今回の展示テーマ「ガリヴァー旅行記」は、1726年にアイルランド出身の作家ジョナサン・スウィフトがロンドンで出版した作品。同展担当者の本間友さんは「日本では子ども向けとして一般に普及しているが、出版当初から幅広い世代に親しまれた物語。社会風刺が辛辣(しんらつ)で、出版社が本文を勝手に修正したほどの挑戦的な書物だった」と話す。同書を長年研究している慶応義塾大学文学部の原田範行教授の発案・企画で、同書の出版300年を記念して開催に至ったという。
展示作品は初版本を含む約90点。会場の「Room1」では、作品をセクションに分けて展示する。セクションは、初版本などを展示する「ガリヴァー、登場!」、初版本が出版された当時の英国社会の様相を伝える「諷刺(ふうし)と物語と――『ガリヴァー旅行記』の着想源」、同書の縮尺の変化、視覚的言語表現、印刷表現に着目した「視点を変える、遊んでみる」、日本との関わりを資料から探る「『ガリヴァー旅行記』と日本」の4つ。「Room2」では、著者と同年代を生きた画家ウィリアム・ホガースの風刺画を展示する。
同展覧会の特徴は「日本が『ガリヴァー旅行記』の成立に何らかの形で関与していたのではないか、という視点を導入することにある」と本間さん。第3部の最終章で日本が登場するほか、作品全体で日本への言及が散見されるという。背景には、徳川家康の書簡や、徳川綱吉に謁見したドイツ人医師の記録などが当時の欧州に実在したほか、著者の師が日本と交易する駐オランダ大使を務めた人物だったことが挙げられる。

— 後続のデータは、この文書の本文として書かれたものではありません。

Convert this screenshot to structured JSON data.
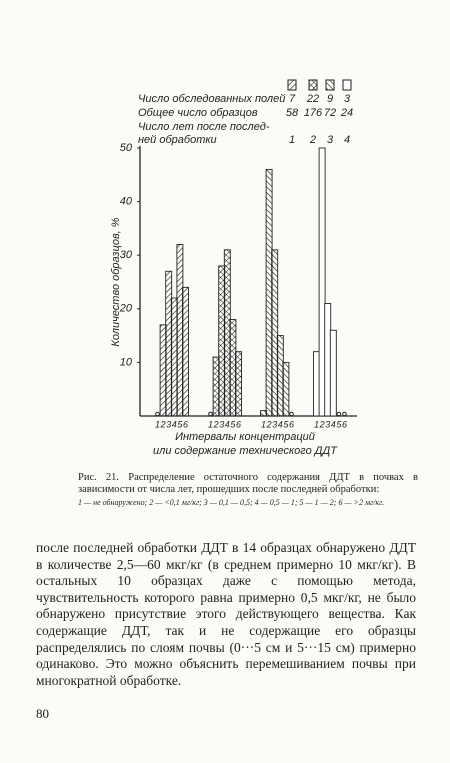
{
  "chart_data": {
    "type": "bar",
    "categories": [
      "1",
      "2",
      "3",
      "4",
      "5",
      "6"
    ],
    "series": [
      {
        "name": "1",
        "fields": 7,
        "samples": 58,
        "pattern": "hatch-right",
        "color": "#222",
        "values": [
          0,
          17,
          27,
          22,
          32,
          24
        ]
      },
      {
        "name": "2",
        "fields": 22,
        "samples": 176,
        "pattern": "crosshatch",
        "color": "#222",
        "values": [
          0,
          11,
          28,
          31,
          18,
          12
        ]
      },
      {
        "name": "3",
        "fields": 9,
        "samples": 72,
        "pattern": "hatch-left",
        "color": "#222",
        "values": [
          1,
          46,
          31,
          15,
          10,
          0
        ]
      },
      {
        "name": "4",
        "fields": 3,
        "samples": 24,
        "pattern": "none",
        "color": "#222",
        "values": [
          12,
          50,
          21,
          16,
          0,
          0
        ]
      }
    ],
    "ylim": [
      0,
      50
    ],
    "yticks": [
      10,
      20,
      30,
      40,
      50
    ],
    "ylabel": "Количество образцов, %",
    "xlabel": [
      "Интервалы концентраций",
      "или содержание технического ДДТ"
    ],
    "legend": {
      "fields_label": "Число обследованных полей",
      "samples_label": "Общее число образцов",
      "years_label": [
        "Число лет после послед-",
        "ней обработки"
      ]
    }
  },
  "caption": {
    "title": "Рис. 21. Распределение остаточного содержания ДДТ в почвах в зависимости от числа лет, прошедших после последней обработки:",
    "key": "1 — не обнаружено; 2 — <0,1 мг/кг; 3 — 0,1 — 0,5; 4 — 0,5 — 1; 5 — 1 — 2; 6 — >2 мг/кг."
  },
  "body": "после последней обработки ДДТ в 14 образцах обнаружено ДДТ в количестве 2,5—60 мкг/кг (в среднем примерно 10 мкг/кг). В остальных 10 образцах даже с помощью метода, чувствительность которого равна примерно 0,5 мкг/кг, не было обнаружено присутствие этого действующего вещества. Как содержащие ДДТ, так и не содержащие его образцы распределялись по слоям почвы (0···5 см и 5···15 см) примерно одинаково. Это можно объяснить перемешиванием почвы при многократной обработке.",
  "page_number": "80"
}
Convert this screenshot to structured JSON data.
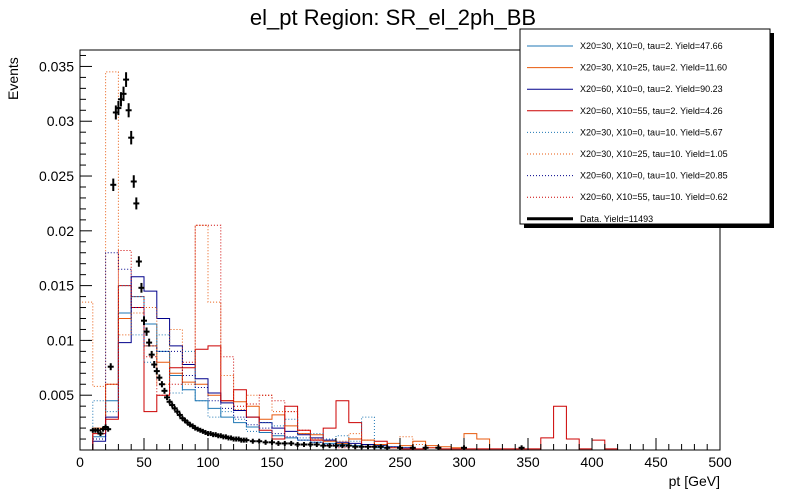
{
  "chart_data": {
    "type": "histogram",
    "title": "el_pt Region: SR_el_2ph_BB",
    "xlabel": "pt [GeV]",
    "ylabel": "Events",
    "xlim": [
      0,
      500
    ],
    "ylim": [
      0,
      0.0365
    ],
    "bin_width": 10,
    "x_ticks": [
      "0",
      "50",
      "100",
      "150",
      "200",
      "250",
      "300",
      "350",
      "400",
      "450",
      "500"
    ],
    "y_ticks": [
      "0.005",
      "0.01",
      "0.015",
      "0.02",
      "0.025",
      "0.03",
      "0.035"
    ],
    "legend_placement": "top-right",
    "series": [
      {
        "name": "X20=30, X10=0, tau=2. Yield=47.66",
        "color": "#1f77b4",
        "style": "solid",
        "bin_starts": [
          0,
          10,
          20,
          30,
          40,
          50,
          60,
          70,
          80,
          90,
          100,
          110,
          120,
          130,
          140,
          150,
          160,
          170,
          180,
          190,
          200,
          210,
          220,
          230
        ],
        "values": [
          0,
          0.0012,
          0.0045,
          0.0125,
          0.014,
          0.0115,
          0.009,
          0.0068,
          0.0055,
          0.0045,
          0.0038,
          0.003,
          0.0025,
          0.0021,
          0.0016,
          0.0013,
          0.0011,
          0.0009,
          0.0007,
          0.0006,
          0.0005,
          0.0004,
          0.0003,
          0.0002
        ]
      },
      {
        "name": "X20=30, X10=25, tau=2. Yield=11.60",
        "color": "#e8590c",
        "style": "solid",
        "bin_starts": [
          0,
          10,
          20,
          30,
          40,
          50,
          60,
          70,
          80,
          90,
          100,
          110,
          120,
          130,
          140,
          150,
          160,
          170,
          180,
          190,
          200,
          210,
          220,
          230,
          240,
          250,
          260,
          270,
          280,
          290,
          300,
          310
        ],
        "values": [
          0,
          0.002,
          0.006,
          0.012,
          0.013,
          0.0095,
          0.008,
          0.007,
          0.0062,
          0.006,
          0.005,
          0.0045,
          0.0044,
          0.004,
          0.0028,
          0.0032,
          0.0022,
          0.0015,
          0.0014,
          0.0008,
          0.0006,
          0.001,
          0.0009,
          0.0005,
          0.0006,
          0.0004,
          0.0008,
          0.0004,
          0.0003,
          0.0002,
          0.0015,
          0.001
        ]
      },
      {
        "name": "X20=60, X10=0, tau=2. Yield=90.23",
        "color": "#00008b",
        "style": "solid",
        "bin_starts": [
          0,
          10,
          20,
          30,
          40,
          50,
          60,
          70,
          80,
          90,
          100,
          110,
          120,
          130,
          140,
          150,
          160,
          170,
          180,
          190,
          200,
          210,
          220,
          230,
          240,
          250
        ],
        "values": [
          0,
          0.0008,
          0.003,
          0.0098,
          0.0158,
          0.0145,
          0.012,
          0.0095,
          0.0078,
          0.0065,
          0.0052,
          0.0043,
          0.0036,
          0.003,
          0.0025,
          0.002,
          0.0017,
          0.0014,
          0.0011,
          0.0009,
          0.0007,
          0.0006,
          0.0005,
          0.0004,
          0.0003,
          0.0002
        ]
      },
      {
        "name": "X20=60, X10=55, tau=2. Yield=4.26",
        "color": "#cc0000",
        "style": "solid",
        "bin_starts": [
          0,
          10,
          20,
          30,
          40,
          50,
          60,
          70,
          80,
          90,
          100,
          110,
          120,
          130,
          140,
          150,
          160,
          170,
          180,
          190,
          200,
          210,
          220,
          230,
          240,
          250,
          260,
          270,
          280,
          290,
          300,
          310,
          320,
          330,
          340,
          350,
          360,
          370,
          380,
          390,
          400,
          410
        ],
        "values": [
          0,
          0.0015,
          0.0028,
          0.015,
          0.013,
          0.0035,
          0.005,
          0.0075,
          0.0075,
          0.0092,
          0.0095,
          0.0045,
          0.0055,
          0.003,
          0.0018,
          0.001,
          0.004,
          0.0018,
          0.0009,
          0.002,
          0.0045,
          0.0025,
          0.0003,
          0.0008,
          0.0002,
          0.0001,
          0.0001,
          0.0002,
          0.0001,
          0.0001,
          0.0001,
          0.0001,
          0.0001,
          0.0001,
          0.0001,
          0.0001,
          0.0011,
          0.004,
          0.001,
          0.0001,
          0.0009,
          0.0001
        ]
      },
      {
        "name": "X20=30, X10=0, tau=10. Yield=5.67",
        "color": "#1f77b4",
        "style": "dotted",
        "bin_starts": [
          0,
          10,
          20,
          30,
          40,
          50,
          60,
          70,
          80,
          90,
          100,
          110,
          120,
          130,
          140,
          150,
          160,
          170,
          180,
          190,
          200,
          210,
          220,
          230,
          240,
          250
        ],
        "values": [
          0,
          0.0045,
          0.0035,
          0.015,
          0.0105,
          0.008,
          0.0105,
          0.0052,
          0.009,
          0.0045,
          0.003,
          0.0035,
          0.0028,
          0.0017,
          0.0025,
          0.0022,
          0.0028,
          0.0011,
          0.0015,
          0.001,
          0.0013,
          0.0008,
          0.003,
          0.0004,
          0.0003,
          0.0002
        ]
      },
      {
        "name": "X20=30, X10=25, tau=10. Yield=1.05",
        "color": "#e8590c",
        "style": "dotted",
        "bin_starts": [
          0,
          10,
          20,
          30,
          40,
          50,
          60,
          70,
          80,
          90,
          100,
          110,
          120,
          130,
          140,
          150,
          160,
          170,
          180,
          190,
          200,
          210,
          220,
          230,
          240,
          250,
          260,
          270
        ],
        "values": [
          0.0135,
          0.0058,
          0.0345,
          0.0105,
          0.0125,
          0.013,
          0.006,
          0.011,
          0.006,
          0.0205,
          0.0135,
          0.0068,
          0.0037,
          0.005,
          0.005,
          0.0035,
          0.0035,
          0.0015,
          0.001,
          0.0008,
          0.0008,
          0.0015,
          0.0009,
          0.0005,
          0.0002,
          0.0012,
          0.0005,
          0.0002
        ]
      },
      {
        "name": "X20=60, X10=0, tau=10. Yield=20.85",
        "color": "#00008b",
        "style": "dotted",
        "bin_starts": [
          0,
          10,
          20,
          30,
          40,
          50,
          60,
          70,
          80,
          90,
          100,
          110,
          120,
          130,
          140,
          150,
          160,
          170,
          180,
          190,
          200
        ],
        "values": [
          0,
          0.001,
          0.018,
          0.0165,
          0.013,
          0.0095,
          0.009,
          0.009,
          0.0068,
          0.0057,
          0.0045,
          0.0038,
          0.003,
          0.0023,
          0.002,
          0.0015,
          0.0012,
          0.0009,
          0.0007,
          0.0005,
          0.0003
        ]
      },
      {
        "name": "X20=60, X10=55, tau=10. Yield=0.62",
        "color": "#cc0000",
        "style": "dotted",
        "bin_starts": [
          0,
          10,
          20,
          30,
          40,
          50,
          60,
          70,
          80,
          90,
          100,
          110,
          120,
          130,
          140,
          150,
          160,
          170,
          180,
          190,
          200
        ],
        "values": [
          0,
          0.0018,
          0.006,
          0.0182,
          0.014,
          0.0085,
          0.005,
          0.006,
          0.008,
          0.0205,
          0.0205,
          0.0085,
          0.004,
          0.0042,
          0.005,
          0.0045,
          0.0035,
          0.0018,
          0.0009,
          0.0004,
          0.0002
        ]
      },
      {
        "name": "Data. Yield=11493",
        "color": "#000000",
        "style": "points",
        "x": [
          10,
          12,
          14,
          16,
          18,
          20,
          22,
          24,
          26,
          28,
          30,
          32,
          34,
          36,
          38,
          40,
          42,
          44,
          46,
          48,
          50,
          52,
          54,
          56,
          58,
          60,
          62,
          64,
          66,
          68,
          70,
          72,
          74,
          76,
          78,
          80,
          82,
          84,
          86,
          88,
          90,
          92,
          94,
          96,
          98,
          100,
          102,
          104,
          106,
          108,
          110,
          112,
          114,
          116,
          118,
          120,
          122,
          124,
          126,
          128,
          130,
          135,
          140,
          145,
          150,
          155,
          160,
          165,
          170,
          175,
          180,
          185,
          190,
          195,
          200,
          205,
          210,
          215,
          220,
          225,
          230,
          235,
          240,
          250,
          260,
          270,
          280,
          300,
          345
        ],
        "y": [
          0.0018,
          0.0018,
          0.0018,
          0.0015,
          0.0019,
          0.0021,
          0.0019,
          0.0076,
          0.0242,
          0.0308,
          0.0312,
          0.032,
          0.0325,
          0.0338,
          0.031,
          0.0285,
          0.0245,
          0.0225,
          0.0172,
          0.0148,
          0.0118,
          0.0108,
          0.0098,
          0.0087,
          0.0078,
          0.0072,
          0.0066,
          0.006,
          0.0054,
          0.0048,
          0.0044,
          0.0041,
          0.0038,
          0.0035,
          0.0032,
          0.0029,
          0.0027,
          0.0025,
          0.0023,
          0.0022,
          0.002,
          0.0019,
          0.0018,
          0.0017,
          0.0016,
          0.0015,
          0.0015,
          0.0014,
          0.0014,
          0.0013,
          0.0013,
          0.0012,
          0.0012,
          0.0011,
          0.0011,
          0.001,
          0.001,
          0.001,
          0.0009,
          0.0009,
          0.0009,
          0.0008,
          0.0008,
          0.0007,
          0.0007,
          0.0006,
          0.0006,
          0.0006,
          0.0005,
          0.0005,
          0.0005,
          0.0005,
          0.0004,
          0.0004,
          0.0004,
          0.0004,
          0.0004,
          0.0003,
          0.0003,
          0.0003,
          0.0003,
          0.0003,
          0.0002,
          0.0002,
          0.0002,
          0.0002,
          0.0002,
          0.0002,
          0.0002
        ]
      }
    ]
  }
}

本間さんは「日本では、江戸時代に作られた『奈良絵本』に小人国や巨人国、空飛ぶ島を思わせる図像が描かれたことから、同書が日本に影響を与えたという切り口で語られることが多かった。しかし、日本側が逆に影響を与えていたのではという考え方もあり、本展ではそれを紹介している」と説明する。
7月10日には、原田教授らによる講演会を開催する。6月17日と7月15日には、原田教授によるギャラリートークを開く。どちらも無料で、事前予約制。このほか、展覧会カタログ(1,500円)を同施設4階オフィスで販売する。
本間さんは「『ガリヴァー旅行記』は、近代国家と近代科学が形成され始める黎明(れいめい)期に、国家をどうつくるか、科学の知見を社会にどう実装するかという問いを込めた風刺文学の傑作。同書をこれほどまでに徹底解剖した展覧会はそうそうないので、来てもらえたら」とほほ笑む。
開催時間は11時~18時。土曜、日曜、祝日休館。6月13日、7月11日は特別開館。6月15日、7月13日は臨時休館。入場無料。7月30日まで。